Capture the Flag was adapted as a screenplay by Rebecca and director Lisanne Skyler. The short film, with screenplay also co-written by Chace and Skyler, was shot during the summer of 2009; it premiered at the Aspenshortsfest International Competition in April, 2010, and will be screened at the Nantucket Film Festival in June. The feature length screenplay adaptation was shortlisted for the Sundance Screenwriter’s Lab in January 2008.
Rebecca is also an actress and has moonlighted as a trapeze artist and likes to occasionally swing flaming torches (outdoors only). Her plays include: Colette (Theatre for the New City) in which she played Colette and hung from a trapeze. Her adaptation of Kate Chopin's novel, The Awakening, was produced by Book-It Repertory Theatre at the Seattle Repertory Theatre and had a second production at Seattle Rep. in June, 2005.

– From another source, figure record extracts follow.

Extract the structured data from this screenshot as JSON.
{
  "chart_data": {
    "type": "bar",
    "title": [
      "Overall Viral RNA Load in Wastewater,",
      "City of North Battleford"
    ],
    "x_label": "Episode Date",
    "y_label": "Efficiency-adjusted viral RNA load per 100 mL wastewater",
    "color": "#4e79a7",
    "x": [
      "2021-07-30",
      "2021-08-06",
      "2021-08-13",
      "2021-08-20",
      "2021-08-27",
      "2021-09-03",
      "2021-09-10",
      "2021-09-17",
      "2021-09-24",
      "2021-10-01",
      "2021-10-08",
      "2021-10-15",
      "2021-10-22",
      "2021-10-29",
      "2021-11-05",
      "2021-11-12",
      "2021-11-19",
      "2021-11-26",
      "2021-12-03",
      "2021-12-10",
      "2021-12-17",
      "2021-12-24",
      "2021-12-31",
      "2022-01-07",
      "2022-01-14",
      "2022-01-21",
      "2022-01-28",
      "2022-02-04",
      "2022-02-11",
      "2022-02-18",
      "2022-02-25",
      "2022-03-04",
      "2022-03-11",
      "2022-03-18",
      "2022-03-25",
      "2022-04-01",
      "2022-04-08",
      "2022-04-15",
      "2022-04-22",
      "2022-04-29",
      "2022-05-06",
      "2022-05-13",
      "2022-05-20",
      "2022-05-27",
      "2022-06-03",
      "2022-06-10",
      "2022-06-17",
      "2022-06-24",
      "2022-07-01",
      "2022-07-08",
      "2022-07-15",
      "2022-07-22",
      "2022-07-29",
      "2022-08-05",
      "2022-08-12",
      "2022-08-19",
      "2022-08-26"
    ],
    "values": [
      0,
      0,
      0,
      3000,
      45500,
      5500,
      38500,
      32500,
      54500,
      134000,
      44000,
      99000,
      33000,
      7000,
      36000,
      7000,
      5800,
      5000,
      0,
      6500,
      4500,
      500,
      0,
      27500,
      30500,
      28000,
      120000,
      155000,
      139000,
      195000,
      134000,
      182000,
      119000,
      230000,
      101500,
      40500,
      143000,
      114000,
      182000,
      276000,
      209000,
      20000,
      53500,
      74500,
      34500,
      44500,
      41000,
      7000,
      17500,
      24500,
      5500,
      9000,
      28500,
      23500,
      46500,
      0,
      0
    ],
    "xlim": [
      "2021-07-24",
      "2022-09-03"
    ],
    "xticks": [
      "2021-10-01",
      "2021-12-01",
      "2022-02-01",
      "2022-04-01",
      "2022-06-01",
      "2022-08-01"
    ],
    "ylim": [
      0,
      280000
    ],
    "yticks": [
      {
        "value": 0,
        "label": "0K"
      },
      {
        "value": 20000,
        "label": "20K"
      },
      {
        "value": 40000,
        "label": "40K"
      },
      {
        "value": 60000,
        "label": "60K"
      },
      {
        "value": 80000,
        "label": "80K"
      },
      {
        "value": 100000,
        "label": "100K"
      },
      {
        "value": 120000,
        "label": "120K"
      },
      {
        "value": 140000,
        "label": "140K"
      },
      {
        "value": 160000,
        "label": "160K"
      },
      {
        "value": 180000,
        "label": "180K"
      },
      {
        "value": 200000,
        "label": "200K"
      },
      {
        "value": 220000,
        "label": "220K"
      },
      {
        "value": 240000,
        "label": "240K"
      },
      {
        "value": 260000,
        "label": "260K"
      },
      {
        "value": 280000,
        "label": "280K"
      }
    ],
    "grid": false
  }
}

Rebecca received a grant from A Contemporary Theatre in Seattle and A.S.K. Theatre Projects in Los Angeles as part of the FringeACT festival for her play Vershinin’s Wife. She was a writer-in-residence with New York Theatre Workshop’s summer retreat at Vassar College in 2004; a MacDowell Fellow in January, 2010; and spent a month at Yaddo in 2010 to work on her fourth book, Looking for Robinson Crusoe, a genre blend of literary memoir and fiction. She is a Visiting Assistant Professor in First Year Seminar at Bard College and a part-time faculty member of the City College of New York, in the MFA Creative Writing Program, where she teaches Fiction and Dramatic Writing.
One of her favorite things in the world is to sing country western songs in the Doghouse Band with the usual suspects from the Bennington Writing Seminars.